Despite a series of financial roadblocks and public criticism of the JDA’s Stanton Springs bioscience technology park for more than a decade, the investment finally began to pay off with the announcement of its first industry — what is now Takeda Pharmaceuticals — in 2012.

The JDA now oversees parks in which two billion-dollar companies operate and a third is planning to open — all creating thousands of jobs.

The board of the Joint Development Authority of Jasper, Morgan, Newton and Walton Counties includes two members each from the four counties — including the chairmen of each county’s board of commissioners and one additional member from each county.

Newton County’s members are County Chairman Marcello Banes and Jerry Silvio, a Covington engineer and development company owner.
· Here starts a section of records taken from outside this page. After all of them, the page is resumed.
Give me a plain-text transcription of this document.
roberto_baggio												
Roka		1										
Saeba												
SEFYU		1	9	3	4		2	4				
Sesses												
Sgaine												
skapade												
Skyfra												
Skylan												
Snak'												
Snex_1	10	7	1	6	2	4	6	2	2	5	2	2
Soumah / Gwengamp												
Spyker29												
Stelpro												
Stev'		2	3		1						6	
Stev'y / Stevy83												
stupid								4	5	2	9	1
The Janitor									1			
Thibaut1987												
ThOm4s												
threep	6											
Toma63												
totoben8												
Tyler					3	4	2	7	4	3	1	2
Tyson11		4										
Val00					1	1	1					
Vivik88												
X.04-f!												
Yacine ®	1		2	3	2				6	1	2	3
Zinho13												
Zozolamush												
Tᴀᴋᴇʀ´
Industries in the two parks make — or will make — payments in lieu of property taxes that are shared by the governments of the four counties and the city of Social Circle.
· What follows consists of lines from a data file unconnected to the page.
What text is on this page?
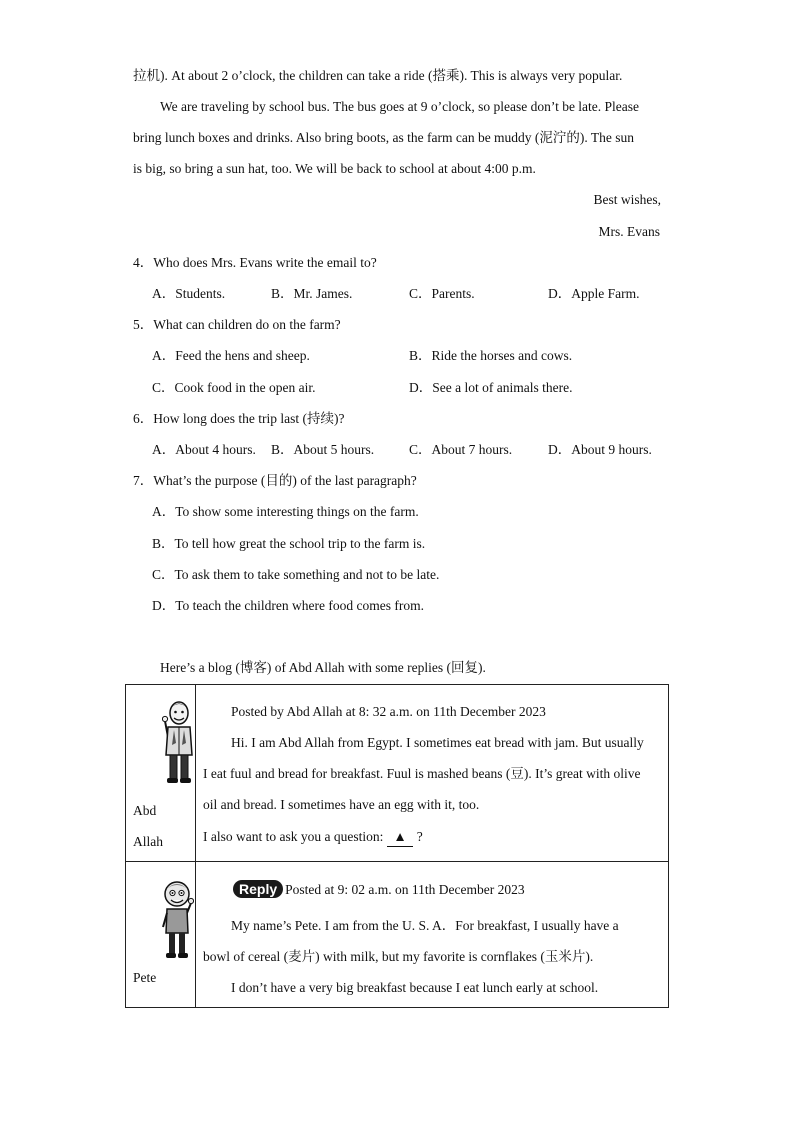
拉机). At about 2 o’clock, the children can take a ride (搭乘). This is always very popular.
We are traveling by school bus. The bus goes at 9 o’clock, so please don’t be late. Please
bring lunch boxes and drinks. Also bring boots, as the farm can be muddy (泥泞的). The sun
is big, so bring a sun hat, too. We will be back to school at about 4:00 p.m.
Best wishes,
Mrs. Evans
4．Who does Mrs. Evans write the email to?
A．Students.	B．Mr. James.	C．Parents.	D．Apple Farm.
5．What can children do on the farm?
A．Feed the hens and sheep.	B．Ride the horses and cows.
C．Cook food in the open air.	D．See a lot of animals there.
6．How long does the trip last (持续)?
A．About 4 hours. B．About 5 hours.	C．About 7 hours.	D．About 9 hours.
7．What’s the purpose (目的) of the last paragraph?
A．To show some interesting things on the farm.
B．To tell how great the school trip to the farm is.
C．To ask them to take something and not to be late.
D．To teach the children where food comes from.
Here’s a blog (博客) of Abd Allah with some replies (回复).
Abd
Allah
Posted by Abd Allah at 8: 32 a.m. on 11th December 2023
Hi. I am Abd Allah from Egypt. I sometimes eat bread with jam. But usually
I eat fuul and bread for breakfast. Fuul is mashed beans (豆). It’s great with olive
oil and bread. I sometimes have an egg with it, too.
I also want to ask you a question: ▲ ?
Pete
Reply Posted at 9: 02 a.m. on 11th December 2023
My name’s Pete. I am from the U. S. A．For breakfast, I usually have a
bowl of cereal (麦片) with milk, but my favorite is cornflakes (玉米片).
I don’t have a very big breakfast because I eat lunch early at school.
Newton County receives 37.5% of proceeds from Stanton Springs South properties. It will only receive 35.625% from Stanton Springs North properties as part of an agreement to give the Social Circle city government 5%. The North park is partially in the Social Circle city limits.
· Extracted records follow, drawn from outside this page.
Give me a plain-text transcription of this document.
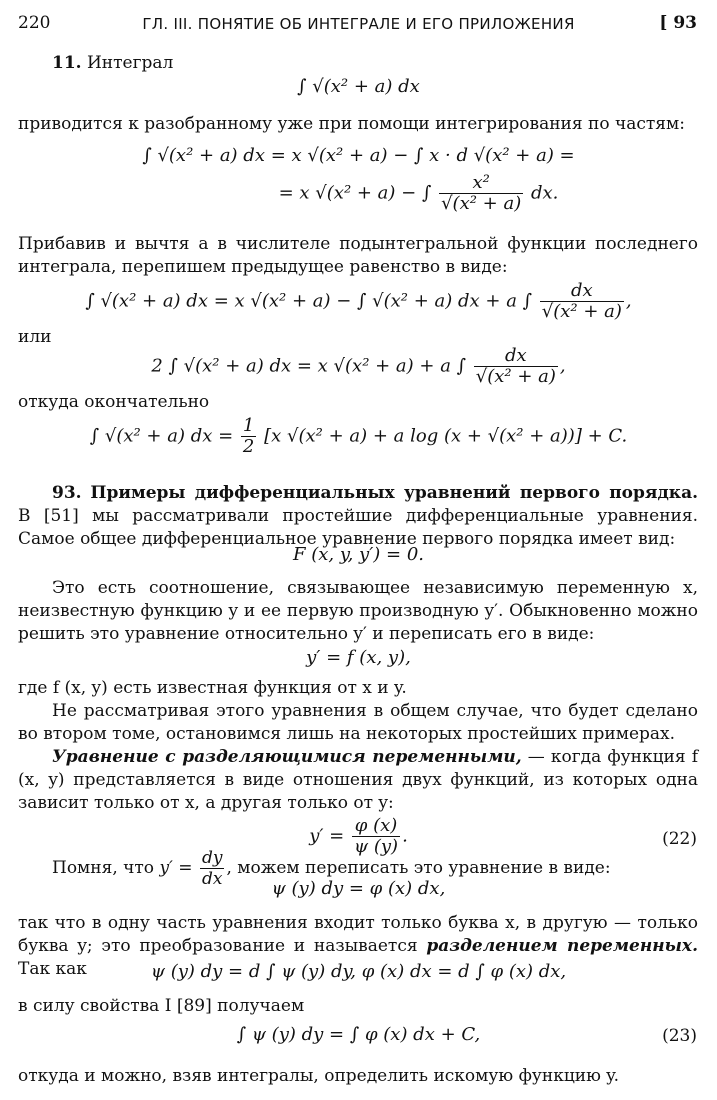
220	ГЛ. III. ПОНЯТИЕ ОБ ИНТЕГРАЛЕ И ЕГО ПРИЛОЖЕНИЯ	[ 93
11. Интеграл
∫ √(x² + a) dx
приводится к разобранному уже при помощи интегрирования по частям:
∫ √(x² + a) dx = x √(x² + a) − ∫ x · d √(x² + a) =
= x √(x² + a) − ∫ $\frac{\text{x²}}{\text{√(x² + a)}}$ dx.
Прибавив и вычтя a в числителе подынтегральной функции последнего интеграла, перепишем предыдущее равенство в виде:
∫ √(x² + a) dx = x √(x² + a) − ∫ √(x² + a) dx + a ∫ $\frac{dx}{\text{√(x² + a)}}$ ,
или
2 ∫ √(x² + a) dx = x √(x² + a) + a ∫ $\frac{dx}{\text{√(x² + a)}}$ ,
откуда окончательно
∫ √(x² + a) dx = $\frac{1}{2} [x$ √(x² + a) + a log (x + √(x² + a))] + C.
93. Примеры дифференциальных уравнений первого порядка. В [51] мы рассматривали простейшие дифференциальные уравнения. Самое общее дифференциальное уравнение первого порядка имеет вид:
F (x, y, y′) = 0.
Это есть соотношение, связывающее независимую переменную x, неизвестную функцию y и ее первую производную y′. Обыкновенно можно решить это уравнение относительно y′ и переписать его в виде:
y′ = f (x, y),
где f (x, y) есть известная функция от x и y.
Не рассматривая этого уравнения в общем случае, что будет сделано во втором томе, остановимся лишь на некоторых простейших примерах.
Уравнение с разделяющимися переменными, — когда функция f (x, y) представляется в виде отношения двух функций, из которых одна зависит только от x, а другая только от y:
$y' = \frac{\varphi (x)}{\psi (y)}$ .	(22)
Помня, что $y' = \frac{dy}{dx}$ , можем переписать это уравнение в виде:
ψ (y) dy = φ (x) dx,
так что в одну часть уравнения входит только буква x, в другую — только буква y; это преобразование и называется разделением переменных. Так как	ψ (y) dy = d ∫ ψ (y) dy, φ (x) dx = d ∫ φ (x) dx,
в силу свойства I [89] получаем
∫ ψ (y) dy = ∫ φ (x) dx + C,	(23)
откуда и можно, взяв интегралы, определить искомую функцию y.
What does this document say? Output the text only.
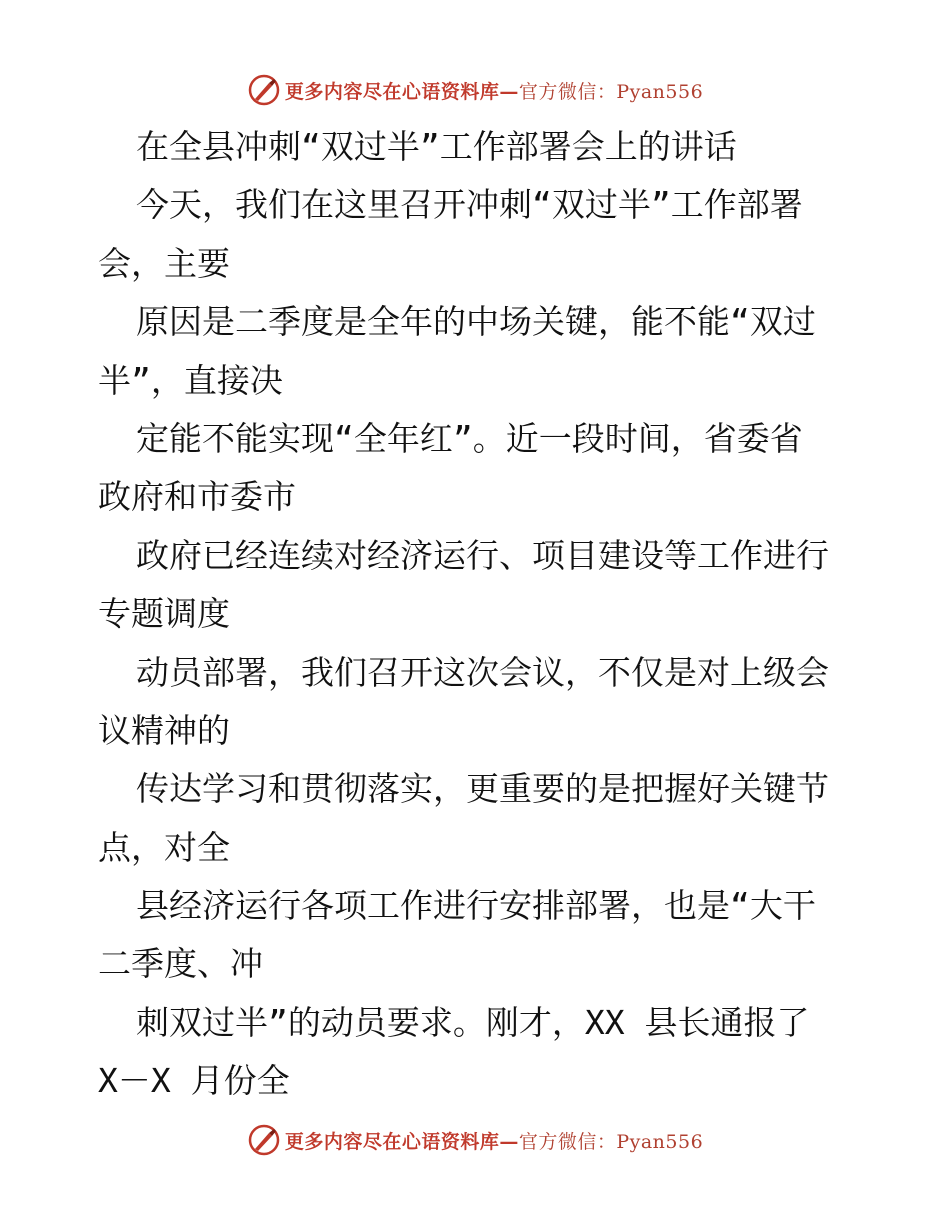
更多内容尽在心语资料库—官方微信：Pyan556
在全县冲刺“双过半”工作部署会上的讲话
今天，我们在这里召开冲刺“双过半”工作部署
会，主要
原因是二季度是全年的中场关键，能不能“双过
半”，直接决
定能不能实现“全年红”。近一段时间，省委省
政府和市委市
政府已经连续对经济运行、项目建设等工作进行
专题调度
动员部署，我们召开这次会议，不仅是对上级会
议精神的
传达学习和贯彻落实，更重要的是把握好关键节
点，对全
县经济运行各项工作进行安排部署，也是“大干
二季度、冲
刺双过半”的动员要求。刚才，XX 县长通报了
X－X 月份全
更多内容尽在心语资料库—官方微信：Pyan556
The 1,500-acre Stanton Springs South park straddling the line between Newton and Walton counties is accessed off U.S. Hwy. 278, just off I-20’s Exit 101 near Social Circle. The state of Georgia’s Bioscience Training Center is also located there.

In 2018, the JDA landed an even bigger national industry when Facebook announced it would build a data center in Stanton Springs.

At the time, Facebook’s Newton Data Center was one of the biggest economic investments in Georgia’s 233-year history after its announcement in 2018. The California-based social media company initially invested $750 million with the creation of its 1 million-square-foot facility and is expected to invest up to $42 billion over the next two decades.